Given the tight budget educators are on, what also baffles me is how this author recommends doing stuff with LEGO that destroys it. Hence my third huge complaint with this book: the author lazily takes the concept of LEGO as a modeling tool to the extreme by replacing other more appropriate materials with LEGO in projects that will destroy the LEGO. For instance, on the the book's cover she advertises an erupting volcano. Inside the book, she suggests you "build" a volcano and then douse your LEGO in baking soda and vinegar. What she doesn't go on the conclude is that you'll now need to throw away $20 worth of LEGO after a 10 second eruption and that $3 in play dough would've accomplished the same thing. Same goes for projects like "Slime" where you mix clear glue and starch, then throw LEGO pieces in it. (why?) Anyone who loves LEGO knows even to avoid getting it wet (wet LEGO is heaven for mold/mildew growth), which the author suggests in several places, include "Displacement Experiment". Other crazy projects the author suggests: using LEGO bricks to make stamps (by dumping LEGO in paint), baking LEGO parts into bath bombs, giving minifigures a bath in soap and water, rolling minifigure parts into clay, freezing minifures into ice cubes, several projects where you write on bricks with a permanent marker, and more. Just... no. No one in their right mind buys expensive LEGO to destroy it. If you agree with me on that point, you've just made 1/4 of this book useless to you.

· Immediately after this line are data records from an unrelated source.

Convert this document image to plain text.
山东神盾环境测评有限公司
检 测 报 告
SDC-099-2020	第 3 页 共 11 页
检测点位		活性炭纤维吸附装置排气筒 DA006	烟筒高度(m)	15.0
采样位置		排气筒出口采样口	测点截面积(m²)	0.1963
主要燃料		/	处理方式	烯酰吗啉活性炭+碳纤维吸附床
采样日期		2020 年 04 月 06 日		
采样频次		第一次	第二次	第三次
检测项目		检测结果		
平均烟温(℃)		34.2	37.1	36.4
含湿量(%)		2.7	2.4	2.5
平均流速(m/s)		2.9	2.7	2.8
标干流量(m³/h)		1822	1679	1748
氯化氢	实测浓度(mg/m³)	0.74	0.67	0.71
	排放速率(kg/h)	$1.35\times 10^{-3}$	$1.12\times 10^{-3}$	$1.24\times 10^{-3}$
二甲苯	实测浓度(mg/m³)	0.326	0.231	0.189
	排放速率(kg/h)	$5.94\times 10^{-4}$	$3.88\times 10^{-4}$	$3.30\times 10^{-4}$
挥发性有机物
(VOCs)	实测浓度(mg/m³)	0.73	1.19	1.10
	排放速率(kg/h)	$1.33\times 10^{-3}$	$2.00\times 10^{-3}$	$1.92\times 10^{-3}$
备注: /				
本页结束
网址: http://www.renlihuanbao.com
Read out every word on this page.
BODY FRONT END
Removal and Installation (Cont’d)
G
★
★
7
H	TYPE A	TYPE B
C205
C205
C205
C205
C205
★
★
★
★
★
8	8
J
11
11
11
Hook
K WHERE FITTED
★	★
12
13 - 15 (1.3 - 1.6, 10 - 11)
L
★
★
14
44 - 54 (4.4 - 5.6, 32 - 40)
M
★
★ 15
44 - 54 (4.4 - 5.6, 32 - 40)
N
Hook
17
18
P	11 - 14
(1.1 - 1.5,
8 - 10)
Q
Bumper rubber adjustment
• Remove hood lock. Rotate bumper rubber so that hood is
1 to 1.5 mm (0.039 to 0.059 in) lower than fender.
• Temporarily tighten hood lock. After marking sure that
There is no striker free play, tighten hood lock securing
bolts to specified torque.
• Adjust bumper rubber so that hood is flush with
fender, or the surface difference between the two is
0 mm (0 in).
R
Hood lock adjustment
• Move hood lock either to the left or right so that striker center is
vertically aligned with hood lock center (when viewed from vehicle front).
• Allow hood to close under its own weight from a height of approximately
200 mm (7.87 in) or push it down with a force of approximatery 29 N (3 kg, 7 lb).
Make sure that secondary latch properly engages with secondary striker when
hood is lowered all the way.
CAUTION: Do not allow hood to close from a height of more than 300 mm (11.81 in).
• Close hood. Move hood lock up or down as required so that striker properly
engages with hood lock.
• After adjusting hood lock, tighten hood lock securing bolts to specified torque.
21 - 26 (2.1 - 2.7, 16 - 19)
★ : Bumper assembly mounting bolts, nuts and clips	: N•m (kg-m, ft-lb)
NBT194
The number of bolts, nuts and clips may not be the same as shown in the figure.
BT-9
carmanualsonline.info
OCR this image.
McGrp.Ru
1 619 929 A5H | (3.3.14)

My fourth major complaint is this book is terribly repetitive. The second of the "100+ projects" is "Writing Your Name with Bricks". Later on you'll find "Build the Alphabet" and in another 30ish pages in you'll find "Build Numbers", while towards the end a project kids build clocks (digital included) to practice telling time, which, you guessed it, uses numbers built of out LEGO. Four of the 100+ projects are basically the same thing. Yes, by now you should be rolling your eyes with me.
What is good in this book was already well-known by this LEGO educator. Building things like ZIP-Line vehicles and Balloon Powered cards, etc. But therein lies my next complaint: the author has some projects that are LEGO tried-and-true but does not explain to the teacher how to teach it. In the ZIP line project she says, "Use this LEGO zipline to learn about friction, gravity, planes, and inclines." How? I know the answer, because I'm a seasoned teacher, but there isn't much value in this explanation. You know where there is value? In the hundreds of free lesson plans online or in Pinterest that demonstrate zipline projects and explain the science of the inclined plane and its role as one of the six classical machines.
I was so annoyed when I sat down to read this book, but I'm not one to return something very often. So, I had the idea that I'd give it away to one of the classroom teachers I work with, thinking "maybe they'll find value in it." The first teacher I offered it to rejected it. "I bought that book and returned it. Its useless," he said. I agree. So I'm asking Amazon for a refund now too.
Look elsewhere for better books. Check out the Klutz press books for more learning and included LEGO. Check out some of the technical books on Mindstorms and LEGO engineering. If you really want what's in this book, still don't buy it. Go on Pinterest, anything good in this book is already on there. I can promise you that.
These hands-on projects are beautifully illustrated and there are detailed instructions with every activity. You TOO will have a blast with this book - I promise!